Union Pacific declared its intention last year to close the Morrison Road crossing near Granite City in order to put in a switching yard for as many as four lines.
But Morrison Road was the primary access out of the Long Lake neighborhood commonly known as Tanktown, named after the large storage tanks that used to be seen along the roads. Without that crossing, residents will have to travel the long way around the L-shaped bend onto Lake Drive, which then changes its name to Breckenridge Lane before it reaches Pontoon Road.
Residents protested the railroad's plans, with more than 1,000 signatures on petitions and hearings before the Illinois Commerce Commission. City officials and fire chiefs from several area municipalities and fire districts testified that closing the road would cause delays in emergency-vehicle access and would make getting in and out of the neighborhood difficult, particularly when the roads are flooded.
But after the ICC hearings, Granite City Mayor Ed Hagnauer said a compromise was reached with Union Pacific.
"We had a sense on which way it was going to go," Hagnauer said. "At that time we thought it would be best to settle with them."
The compromise: a service road connecting Tanktown directly to Pontoon Road, parallel to the train tracks. The $2.3 million cost will be shared, with Union Pacific paying at least half.
The remainder will be split among Madison County, Granite City, Pontoon Beach, Nameoki Township and the state.
The ICC had not issued its final ruling. Union Pacific representatives could not be reached for comment.
The Madison County Board approved its $500,000 share at its meeting last month. Drainage improvement to lessen flooding also will be part of the plan, Hagnauer said.
"We think it was favorable for everybody," he said. "It's not everything that we wanted, but it gives the people there an access to Pontoon Road without being hindered by water."
Hagnauer said they met with neighbors and most were pleased with the idea. "I think the majority of people will be happy," he said.
Even if the road had been left open, Hagnauer said, the switching yard would have made life very difficult for residents. Recent changes in the law eliminated a requirement that railroads can only tie up an intersection for 15-20 minutes.
Now there is no limit, he said, so they could have blocked the road for 45 minutes to an hour or more.
"We didn't want the railroad to close (Morrison Road) because of safety issues, but when the railroad wants something, it's going to happen," said County Board member Helen Hawkins, who joined with the residents to lobby the ICC in 20 hours of hearings.

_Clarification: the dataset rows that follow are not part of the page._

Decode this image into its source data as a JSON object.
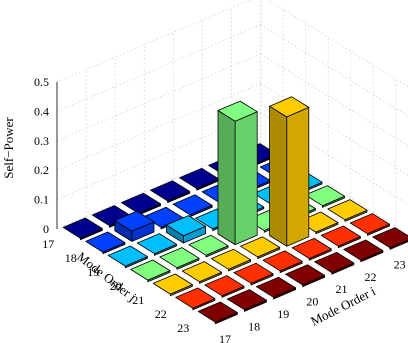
{
  "chart_data": {
    "type": "bar3d",
    "xlabel": "Mode Order i",
    "ylabel": "Mode Order j",
    "zlabel": "Self−Power",
    "x_categories": [
      "17",
      "18",
      "19",
      "20",
      "21",
      "22",
      "23"
    ],
    "y_categories": [
      "17",
      "18",
      "19",
      "20",
      "21",
      "22",
      "23"
    ],
    "zlim": [
      0,
      0.5
    ],
    "z_ticks": [
      "0",
      "0.1",
      "0.2",
      "0.3",
      "0.4",
      "0.5"
    ],
    "grid": true,
    "colormap": "jet",
    "row_colors": [
      "#00008f",
      "#0040ff",
      "#00bfff",
      "#80ff80",
      "#ffcc00",
      "#ff3000",
      "#800000"
    ],
    "values": [
      [
        0,
        0,
        0,
        0,
        0,
        0,
        0
      ],
      [
        0,
        0.035,
        0,
        0,
        0,
        0,
        0
      ],
      [
        0,
        0,
        0.025,
        0,
        0,
        0,
        0
      ],
      [
        0,
        0,
        0,
        0.42,
        0,
        0,
        0
      ],
      [
        0,
        0,
        0,
        0,
        0.44,
        0,
        0
      ],
      [
        0,
        0,
        0,
        0,
        0,
        0,
        0
      ],
      [
        0,
        0,
        0,
        0,
        0,
        0,
        0
      ]
    ],
    "values_note_rows": "values[i_index][j_index]"
  }
}
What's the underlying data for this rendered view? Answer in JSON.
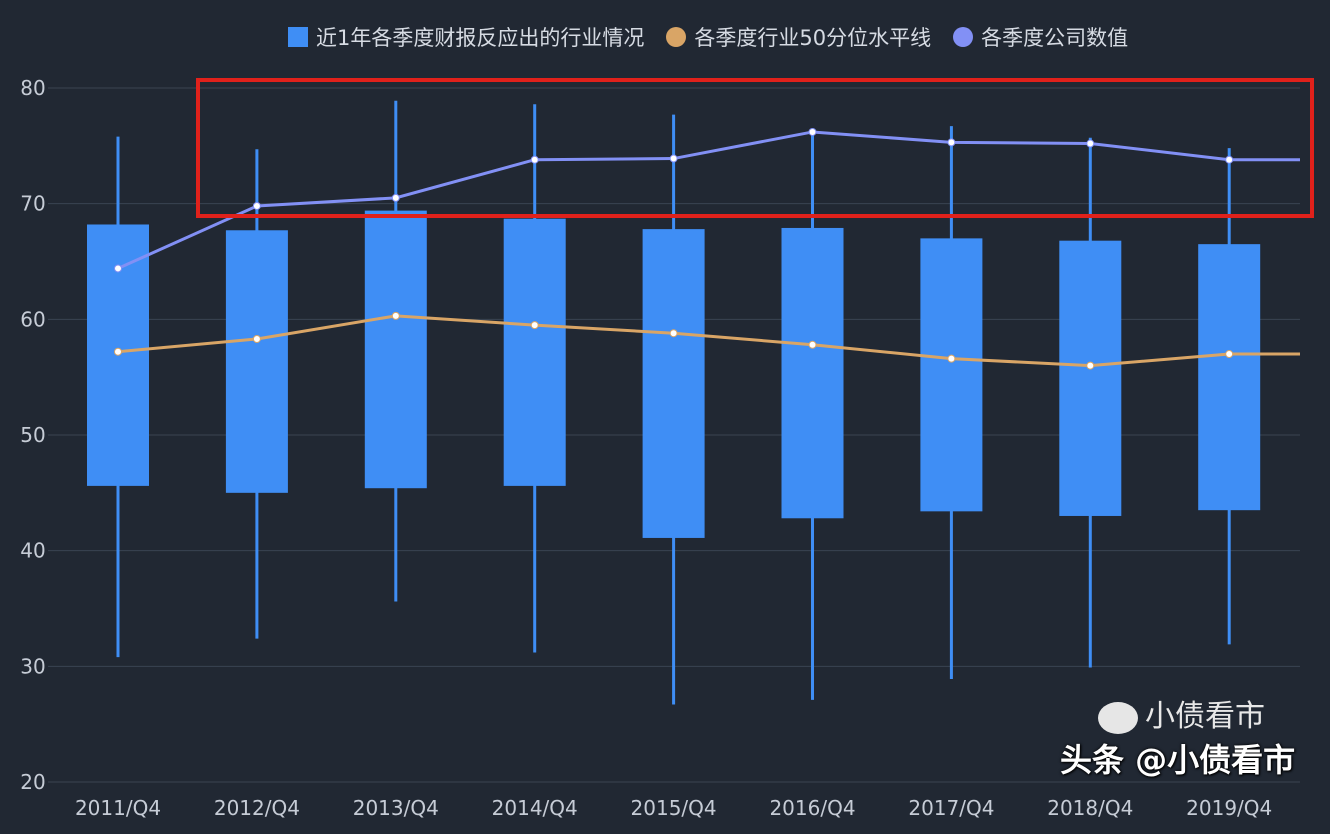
{
  "chart_data": {
    "type": "boxplot",
    "categories": [
      "2011/Q4",
      "2012/Q4",
      "2013/Q4",
      "2014/Q4",
      "2015/Q4",
      "2016/Q4",
      "2017/Q4",
      "2018/Q4",
      "2019/Q4"
    ],
    "ylim": [
      20,
      80
    ],
    "yticks": [
      20,
      30,
      40,
      50,
      60,
      70,
      80
    ],
    "grid": true,
    "legend_position": "top",
    "series": [
      {
        "name": "近1年各季度财报反应出的行业情况",
        "kind": "box",
        "color": "#3f8ef5",
        "values": [
          {
            "low": 30.8,
            "q1": 45.6,
            "q3": 68.2,
            "high": 75.8
          },
          {
            "low": 32.4,
            "q1": 45.0,
            "q3": 67.7,
            "high": 74.7
          },
          {
            "low": 35.6,
            "q1": 45.4,
            "q3": 69.4,
            "high": 78.9
          },
          {
            "low": 31.2,
            "q1": 45.6,
            "q3": 68.7,
            "high": 78.6
          },
          {
            "low": 26.7,
            "q1": 41.1,
            "q3": 67.8,
            "high": 77.7
          },
          {
            "low": 27.1,
            "q1": 42.8,
            "q3": 67.9,
            "high": 76.5
          },
          {
            "low": 28.9,
            "q1": 43.4,
            "q3": 67.0,
            "high": 76.7
          },
          {
            "low": 29.9,
            "q1": 43.0,
            "q3": 66.8,
            "high": 75.7
          },
          {
            "low": 31.9,
            "q1": 43.5,
            "q3": 66.5,
            "high": 74.8
          }
        ]
      },
      {
        "name": "各季度行业50分位水平线",
        "kind": "line",
        "color": "#d9a566",
        "values": [
          57.2,
          58.3,
          60.3,
          59.5,
          58.8,
          57.8,
          56.6,
          56.0,
          57.0
        ]
      },
      {
        "name": "各季度公司数值",
        "kind": "line",
        "color": "#8290f5",
        "values": [
          64.4,
          69.8,
          70.5,
          73.8,
          73.9,
          76.2,
          75.3,
          75.2,
          73.8
        ]
      }
    ],
    "annotation": {
      "type": "highlight-rectangle",
      "color": "#e0211b"
    }
  },
  "watermark": {
    "wechat": "小债看市",
    "toutiao": "头条 @小债看市"
  }
}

Resident Sue Archer, who helped organize the residents to protest the move, said they will be happy -- as long the road is built.

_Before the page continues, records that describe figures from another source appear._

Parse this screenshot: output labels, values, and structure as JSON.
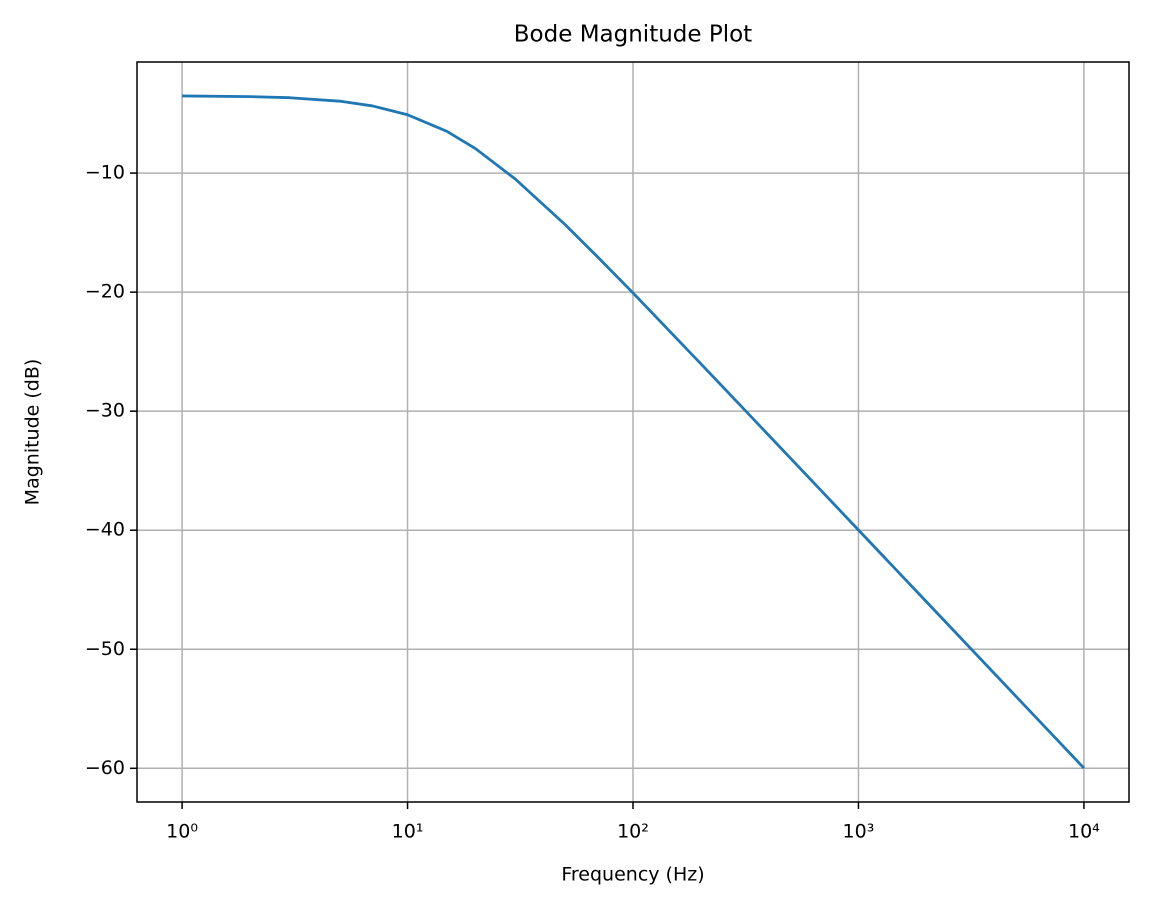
{
  "chart_data": {
    "type": "line",
    "title": "Bode Magnitude Plot",
    "x_label": "Frequency (Hz)",
    "y_label": "Magnitude (dB)",
    "x_scale": "log",
    "grid": true,
    "x": [
      1,
      2,
      3,
      5,
      7,
      10,
      15,
      20,
      30,
      50,
      70,
      100,
      200,
      300,
      500,
      1000,
      2000,
      5000,
      10000
    ],
    "series": [
      {
        "name": "Magnitude",
        "color": "#1f77b4",
        "values": [
          -3.52,
          -3.58,
          -3.67,
          -3.96,
          -4.36,
          -5.1,
          -6.51,
          -7.94,
          -10.49,
          -14.33,
          -17.08,
          -20.07,
          -26.02,
          -29.53,
          -33.96,
          -39.98,
          -46.0,
          -53.96,
          -59.98
        ]
      }
    ],
    "xlim": [
      0.631,
      15849
    ],
    "ylim": [
      -62.83,
      -0.67
    ],
    "xticks": [
      {
        "value": 1,
        "label": "10⁰"
      },
      {
        "value": 10,
        "label": "10¹"
      },
      {
        "value": 100,
        "label": "10²"
      },
      {
        "value": 1000,
        "label": "10³"
      },
      {
        "value": 10000,
        "label": "10⁴"
      }
    ],
    "yticks": [
      {
        "value": -60,
        "label": "−60"
      },
      {
        "value": -50,
        "label": "−50"
      },
      {
        "value": -40,
        "label": "−40"
      },
      {
        "value": -30,
        "label": "−30"
      },
      {
        "value": -20,
        "label": "−20"
      },
      {
        "value": -10,
        "label": "−10"
      }
    ]
  }
}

"We would love to have the overpass, but we'll be thankful for the road, if they'll put it in," Archer said. "We need another road to get out for safety. ... You have to be careful to pick your time to go down Breckenridge now."
The crossing is now closed, she said, and all the traffic that used to move on Morrison Road is now on Breckenridge, a narrow residential street with stop signs and potholes. The delivery trucks for Amvets Post 51 now travel along Breckenridge as well, Archer said, along with the construction traffic for the railroad.

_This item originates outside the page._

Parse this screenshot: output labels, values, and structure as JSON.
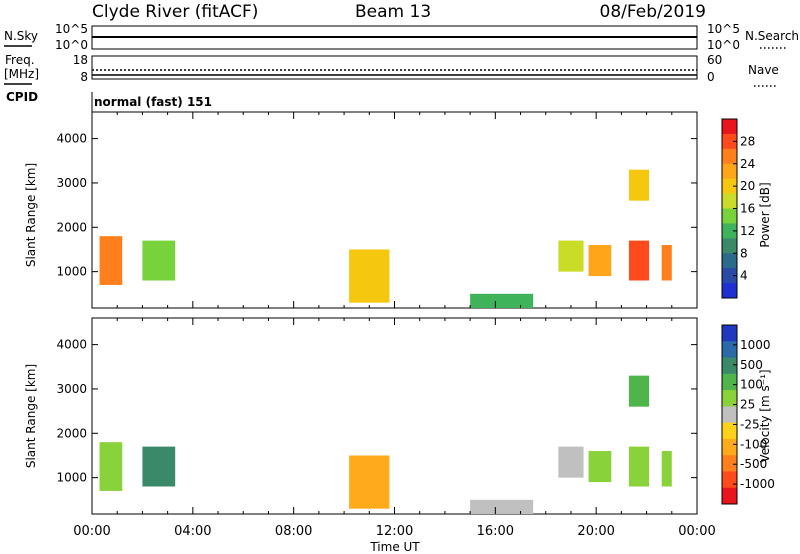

"Everyone in Tanktown will be happy if they will get the road they've promised us," Archer said. "But it's just not right. Big companies like the railroad just don't care about the little people."
Dunstan pointed out that the railroad originally offered a settlement to Granite City, but Hagnauer held out for more money and a better solution even though the impacted residents largely live outside the city limits. "He went out of his way to work with the township. ... They could have taken the money and run," Dunstan said. "They wanted to make sure there is a second access in and out of that area."
Hagnauer said the assistance they received from the county, other municipal leaders and state Sen. Bill Haine, D-Alton, and Rep. Dan Beiser, D-Alton, helped get the money they needed, including the contribution from the state. "We all came together," he said.